28 Nov

My Story

Living with Cancer: it’s about living your life the best way you can and helping others to do the same.

By Henry Rant

I’ve loved sports for as long as I can remember. My first word when I was a kid was “ball.” From a very young age I was an athlete, so when I was diagnosed with Prostate cancer in December of my freshman year of college, that was a shock. I’d been having stomach pain, and trouble urinating since the beginning of the previous summer, and no one could tell me what was wrong. Of course, the idea that I had cancer never crossed my mind. But after a tough fall season I finally had a colonoscopy at Staten Island University Hospital, where the oncologist diagnosed me with prostate cancer.

I was 18 years old. I had no idea what Prostate Cancer was, and it was hard to wrap my head around the idea of having this illness for the rest of my life. I was not exactly in the best state of mind at that point. I played both tennis and baseball my whole life, but fall of my freshman year I couldn’t play either anymore because I couldn’t make it through a match without crunching up into a ball on the court because of the pain, not to mention the catheter attached to me. Right now, I’m studying biology at City College of New York with an interest in going on to medical school to become an oncologist. I was reading about prostate cancer in America. American men have a 16 percent risk of developing prostate cancer in their lifetime, but only 3 percent lifetime risk of dying from it.
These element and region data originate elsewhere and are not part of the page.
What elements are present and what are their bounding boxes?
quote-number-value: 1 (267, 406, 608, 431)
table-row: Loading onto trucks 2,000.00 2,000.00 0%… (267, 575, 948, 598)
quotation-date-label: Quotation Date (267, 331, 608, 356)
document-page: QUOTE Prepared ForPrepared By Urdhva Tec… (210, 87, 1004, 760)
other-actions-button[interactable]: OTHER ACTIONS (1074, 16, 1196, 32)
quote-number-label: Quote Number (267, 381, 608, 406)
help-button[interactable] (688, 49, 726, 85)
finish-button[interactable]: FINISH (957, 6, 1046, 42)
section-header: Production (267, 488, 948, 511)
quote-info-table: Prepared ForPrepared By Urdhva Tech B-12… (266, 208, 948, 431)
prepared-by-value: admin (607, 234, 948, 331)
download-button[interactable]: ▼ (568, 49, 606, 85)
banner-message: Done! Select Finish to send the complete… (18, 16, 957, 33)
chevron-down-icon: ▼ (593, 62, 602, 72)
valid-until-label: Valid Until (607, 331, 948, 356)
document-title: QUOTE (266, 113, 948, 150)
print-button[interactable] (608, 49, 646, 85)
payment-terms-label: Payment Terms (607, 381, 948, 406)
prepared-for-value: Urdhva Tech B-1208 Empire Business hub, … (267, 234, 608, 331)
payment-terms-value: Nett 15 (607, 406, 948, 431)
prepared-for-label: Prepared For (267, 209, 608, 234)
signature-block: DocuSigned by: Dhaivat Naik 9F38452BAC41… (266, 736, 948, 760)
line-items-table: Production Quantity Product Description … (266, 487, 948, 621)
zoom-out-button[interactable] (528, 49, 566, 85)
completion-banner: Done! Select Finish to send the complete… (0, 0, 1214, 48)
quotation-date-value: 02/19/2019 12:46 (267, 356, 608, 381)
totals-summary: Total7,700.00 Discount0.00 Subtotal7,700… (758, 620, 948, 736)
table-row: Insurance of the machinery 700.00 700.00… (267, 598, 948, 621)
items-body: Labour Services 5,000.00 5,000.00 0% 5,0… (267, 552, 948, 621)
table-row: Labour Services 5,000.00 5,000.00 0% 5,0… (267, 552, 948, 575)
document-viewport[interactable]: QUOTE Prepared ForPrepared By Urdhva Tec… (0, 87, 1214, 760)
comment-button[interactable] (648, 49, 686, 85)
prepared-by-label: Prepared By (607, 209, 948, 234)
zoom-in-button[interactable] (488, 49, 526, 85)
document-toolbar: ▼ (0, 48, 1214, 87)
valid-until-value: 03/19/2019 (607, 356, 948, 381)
My freshman year, I was spending a lot of time at the University Hospital in Staten Island and I realized there were many kids there suffering a lot more than I was. I would come in once a week and see the same kids, week after week, who hadn’t been able to leave their rooms. I thought there must be some way I could help them.

At the time I was really into collecting baseball cards, and I thought collecting and giving away sports cards to kids in hospitals would be a cool idea. My friends and I decided to better organize ourselves which would do this for as many kids as possible. By the time I left college, we’d given out 500,000 cards to kids in need, and every single pack we give away makes these kids so happy. It’s just amazing the reactions we get — from both the kids and their parents, who are usually sports fans, too. Here at City College, I’m still heavily involved, overseeing the ambassadors around the country. I just love being able to do it for these kids.

If you have a disease or a prolong illness like Prostate Cancer, you have to try and find a way to keep doing what you love. And if you have to let that go, try and discover something that’s similar. I wasn’t able to keep playing tennis, so I resorted to ping-pong. It doesn’t take as much energy, but it’s the same concept and I enjoy it so much. Accept the fact that you’re going to have this condition for your whole life. It’s not going to be easy. But if you have doctors you trust, and if you take advantage of all the support that’s available — and there are more support groups and camps and things out there now than there were even a few years ago, when I was diagnosed — you’ll be surprised how full a life you can still lead.